En effet, je rappelle que le mot dimanche, dies dominicus, signifie en latin ecclésiastique « jour du Seigneur » et qu’il fait référence aux premiers chrétiens qui se réunissaient ce jour-là en assemblée liturgique.
M. Ronan Kerdraon. Amen !
M. Pierre Charon. Lorsque l’on se remémore les rapports entre l’église chrétienne et le parti communiste, cela peut nous faire sourire (Protestations sur les travées du groupe CRC et du groupe socialiste-EELV.),…
Mme Annie David, rapporteure. Il y a des communistes chrétiens !
Mme Brigitte Gonthier-Maurin. Moi, je suis catholique !

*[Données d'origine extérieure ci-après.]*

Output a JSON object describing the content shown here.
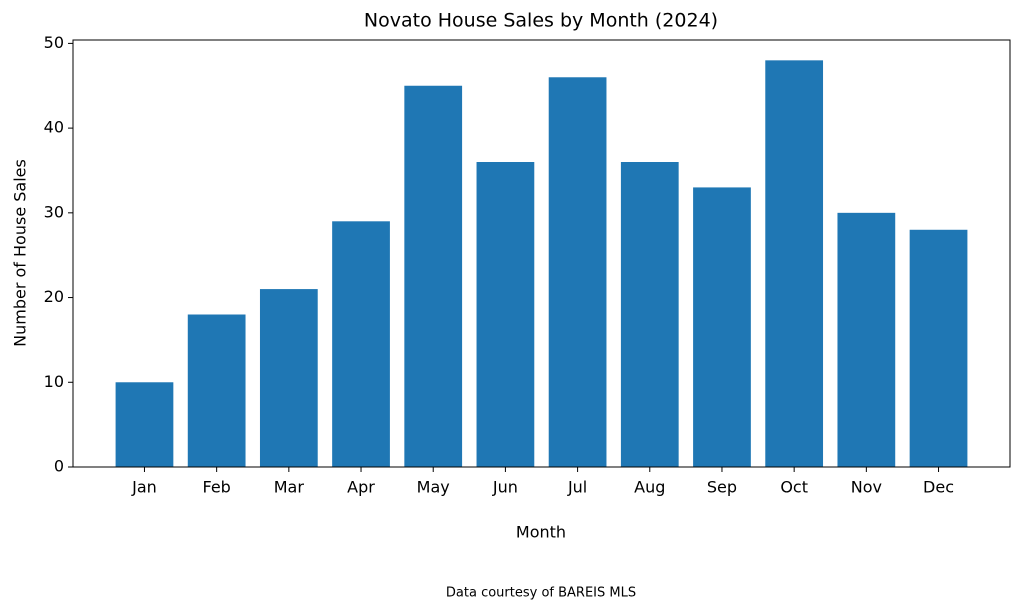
{
  "chart_data": {
    "type": "bar",
    "title": "Novato House Sales by Month (2024)",
    "x_label": "Month",
    "y_label": "Number of House Sales",
    "caption": "Data courtesy of BAREIS MLS",
    "categories": [
      "Jan",
      "Feb",
      "Mar",
      "Apr",
      "May",
      "Jun",
      "Jul",
      "Aug",
      "Sep",
      "Oct",
      "Nov",
      "Dec"
    ],
    "values": [
      10,
      18,
      21,
      29,
      45,
      36,
      46,
      36,
      33,
      48,
      30,
      28
    ],
    "color": "#1f77b4",
    "ylim": [
      0,
      50.4
    ],
    "yticks": [
      0,
      10,
      20,
      30,
      40,
      50
    ],
    "grid": false
  }
}
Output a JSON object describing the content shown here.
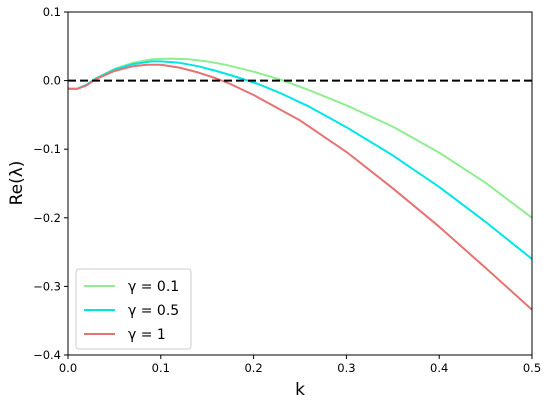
{
  "chart_data": {
    "type": "line",
    "xlabel": "k",
    "ylabel": "Re(λ)",
    "xlim": [
      0.0,
      0.5
    ],
    "ylim": [
      -0.4,
      0.1
    ],
    "x_ticks": [
      "0.0",
      "0.1",
      "0.2",
      "0.3",
      "0.4",
      "0.5"
    ],
    "y_ticks": [
      "0.1",
      "0.0",
      "−0.1",
      "−0.2",
      "−0.3",
      "−0.4"
    ],
    "grid": false,
    "legend_position": "lower-left",
    "reference_line": {
      "y": 0.0,
      "style": "dashed",
      "color": "#000000"
    },
    "series": [
      {
        "name": "γ = 0.1",
        "color": "#90ee90",
        "points": [
          [
            0.0,
            -0.012
          ],
          [
            0.01,
            -0.012
          ],
          [
            0.02,
            -0.006
          ],
          [
            0.03,
            0.003
          ],
          [
            0.05,
            0.017
          ],
          [
            0.07,
            0.026
          ],
          [
            0.09,
            0.031
          ],
          [
            0.11,
            0.032
          ],
          [
            0.13,
            0.031
          ],
          [
            0.15,
            0.028
          ],
          [
            0.17,
            0.023
          ],
          [
            0.2,
            0.013
          ],
          [
            0.23,
            0.001
          ],
          [
            0.26,
            -0.014
          ],
          [
            0.3,
            -0.036
          ],
          [
            0.35,
            -0.067
          ],
          [
            0.4,
            -0.105
          ],
          [
            0.45,
            -0.149
          ],
          [
            0.5,
            -0.2
          ]
        ]
      },
      {
        "name": "γ = 0.5",
        "color": "#00e5e5",
        "points": [
          [
            0.0,
            -0.012
          ],
          [
            0.01,
            -0.012
          ],
          [
            0.02,
            -0.006
          ],
          [
            0.03,
            0.003
          ],
          [
            0.05,
            0.016
          ],
          [
            0.07,
            0.024
          ],
          [
            0.09,
            0.028
          ],
          [
            0.1,
            0.028
          ],
          [
            0.12,
            0.026
          ],
          [
            0.14,
            0.021
          ],
          [
            0.16,
            0.014
          ],
          [
            0.18,
            0.006
          ],
          [
            0.205,
            -0.005
          ],
          [
            0.23,
            -0.019
          ],
          [
            0.26,
            -0.038
          ],
          [
            0.3,
            -0.068
          ],
          [
            0.35,
            -0.109
          ],
          [
            0.4,
            -0.155
          ],
          [
            0.45,
            -0.206
          ],
          [
            0.5,
            -0.26
          ]
        ]
      },
      {
        "name": "γ = 1",
        "color": "#e57373",
        "points": [
          [
            0.0,
            -0.012
          ],
          [
            0.01,
            -0.012
          ],
          [
            0.02,
            -0.007
          ],
          [
            0.03,
            0.002
          ],
          [
            0.05,
            0.014
          ],
          [
            0.07,
            0.021
          ],
          [
            0.085,
            0.023
          ],
          [
            0.1,
            0.023
          ],
          [
            0.12,
            0.019
          ],
          [
            0.14,
            0.012
          ],
          [
            0.16,
            0.003
          ],
          [
            0.175,
            -0.005
          ],
          [
            0.2,
            -0.021
          ],
          [
            0.25,
            -0.058
          ],
          [
            0.3,
            -0.104
          ],
          [
            0.35,
            -0.157
          ],
          [
            0.4,
            -0.213
          ],
          [
            0.45,
            -0.273
          ],
          [
            0.5,
            -0.334
          ]
        ]
      }
    ]
  }
}
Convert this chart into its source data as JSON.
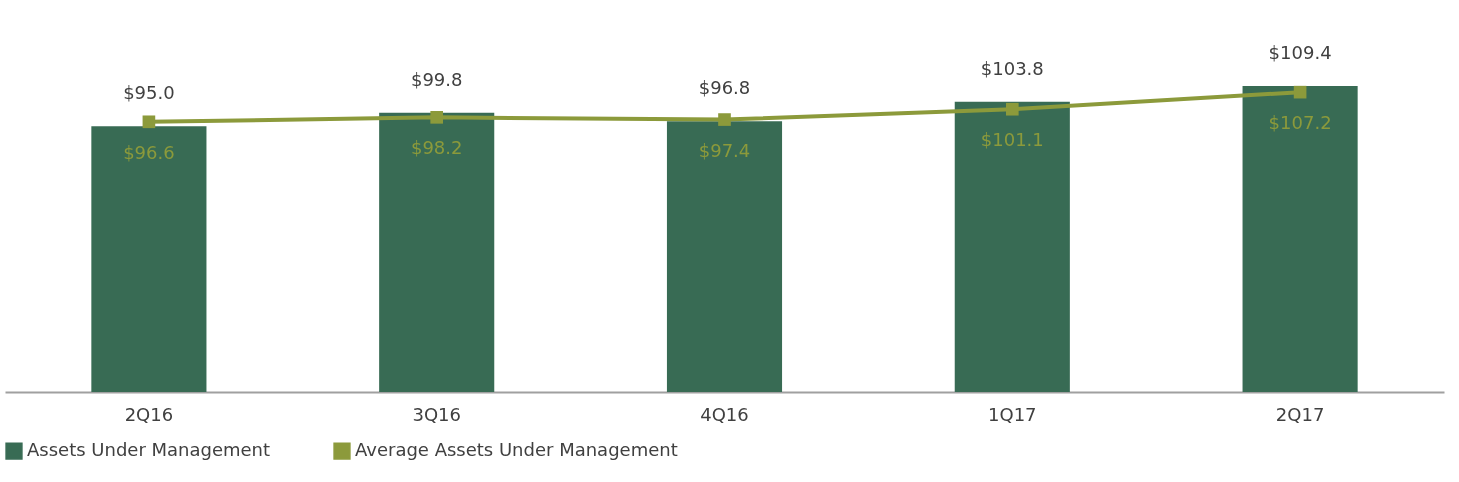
{
  "chart_data": {
    "type": "bar",
    "categories": [
      "2Q16",
      "3Q16",
      "4Q16",
      "1Q17",
      "2Q17"
    ],
    "series": [
      {
        "name": "Assets Under Management",
        "color": "#386b54",
        "values": [
          95.0,
          99.8,
          96.8,
          103.8,
          109.4
        ],
        "value_labels": [
          "$95.0",
          "$99.8",
          "$96.8",
          "$103.8",
          "$109.4"
        ]
      },
      {
        "name": "Average Assets Under Management",
        "type": "line",
        "color": "#8c9a3b",
        "values": [
          96.6,
          98.2,
          97.4,
          101.1,
          107.2
        ],
        "value_labels": [
          "$96.6",
          "$98.2",
          "$97.4",
          "$101.1",
          "$107.2"
        ]
      }
    ],
    "marker": "square",
    "legend": "bottom",
    "grid": false,
    "tick_labels": "x"
  }
}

M. Pierre Charon. … à moins que cela ne confirme ce que certains avaient déjà remarqué, c'est-à-dire le goût des partis communistes du monde entier pour les dogmes et les célébrations liturgiques. Vous auriez pu proposer que « le jour du Seigneur » soit rebaptisé « jour de l’humanité ». (Mme Brigitte Gonthier-Maurin s’exclame.)
De fait, le jour de repos n’a pas toujours été dominical dans notre histoire, et ce n’est qu’en 1906 qu’il s’est imposé ainsi.
Je m’interroge vraiment sur les raisons qui motivent cette volonté de la majorité sénatoriale de refuser toute évolution du jour de repos hebdomadaire et de vouloir absolument maintenir en 2011 le repos dominical.
Si le dimanche conserve un caractère religieux et familial, ce qui est tout à fait respectable, force est de constater que ce principe a toujours souffert de nombreuses dérogations. La plupart des agriculteurs ont de tout temps travaillé le dimanche, de même que les personnes œuvrant dans le secteur du divertissement touristique, comme l’a rappelé Mme Garriaud-Maylam, ou dans les services publics indispensables, comme les hôpitaux.
Je comprends la volonté réaffirmée de s’assurer que les salariés sont bien volontaires pour travailler le dimanche. Je suis néanmoins convaincu que le combat est désormais ailleurs, dans la sauvegarde de l’emploi et pas dans le fait de savoir si le dimanche doit être sacralisé ou non. (Mme Brigitte Gonthier-Maurin s’exclame.)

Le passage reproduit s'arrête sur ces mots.